Der Künstler aus Melle bei Osnabrück hat diese und viele weitere Szenen in Tuschezeichnungen festgehalten. Am Computer hat er sie, wie bei Comics üblich, nachträglich koloriert. Da ist ein Blick durch ein Fernglas aufs offene Meer hinaus. Inmitten der Schaumkronen zeichnen sich - winzig klein - die Köpfe von Menschen ab. Da ist der Fotojournalist mit seiner Kamera, dem sich die Arme der Geretteten entgegenstrecken. Da ist ein Boot im Mondenschein, voll mit Flüchtlingen: "Das haben wir mitten in der Nacht nach stundenlanger Suche entdeckt", sagt Eickmeyer. Das ungläubige Staunen über solch einen Zufall ist ihm noch anzumerken.

Porträts spiegeln Gefühle der Geretteten

Auf den zahlreichen Porträts spiegeln sich die Gedanken und Gefühle der Geretteten wider.

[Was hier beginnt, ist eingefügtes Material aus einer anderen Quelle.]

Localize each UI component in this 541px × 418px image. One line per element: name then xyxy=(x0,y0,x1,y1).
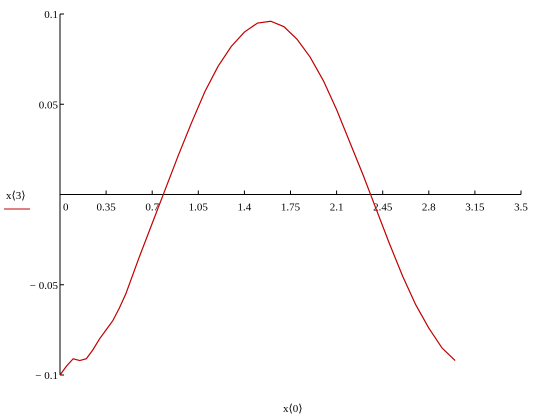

Eickmeyer hat sie nicht am Computer, sondern per Hand mit Farbe versehen: "Ich möchte die Distanz verkürzen, dem Betrachter die Menschen und ihre Geschichte nahebringen." So hat der Künstler, der schon aus Erich Maria Remarques "Im Westen nichts Neues" eine Graphic Novel gemacht hat, auch sein "Glückspaar" porträtiert: Eine junge Frau und ihr junger Freund sitzen eng aneinandergeschmiegt und lächeln. "Sie hatten sich in Libyen am Strand verloren", erzählt von Borstel: "Die Schlepper haben sie auf verschiedene Boote getrieben. Auf der 'Aquarius' haben sie sich wiedergefunden."

Auch auf anderen Bildern wird viel vom Glück der Geretteten spürbar: "Ich glaube, für die meisten waren die zwei Tage an Bord die glücklichsten in ihrem Leben", sagt Eickmeyer. Manchmal jedoch meint man auch die bange Erwartung angesichts einer ungewissen Zukunft aus den Gesichtern zu lesen, manchmal auch einfach Leere und vor allem unendliche Müdigkeit.

Eickmeyer und von Borstel ist klar, dass ihre Graphic Novel auch ganz anders hätte aussehen können. Beim nächsten Rettungseinsatz, als sie schon wieder von Bord waren, haben die Retter die Leichen von 22 jungen Frauen bergen müssen. Sie waren in einem völlig überfüllten und mit Wasser vollgelaufenen Schlauchboot ertrunken.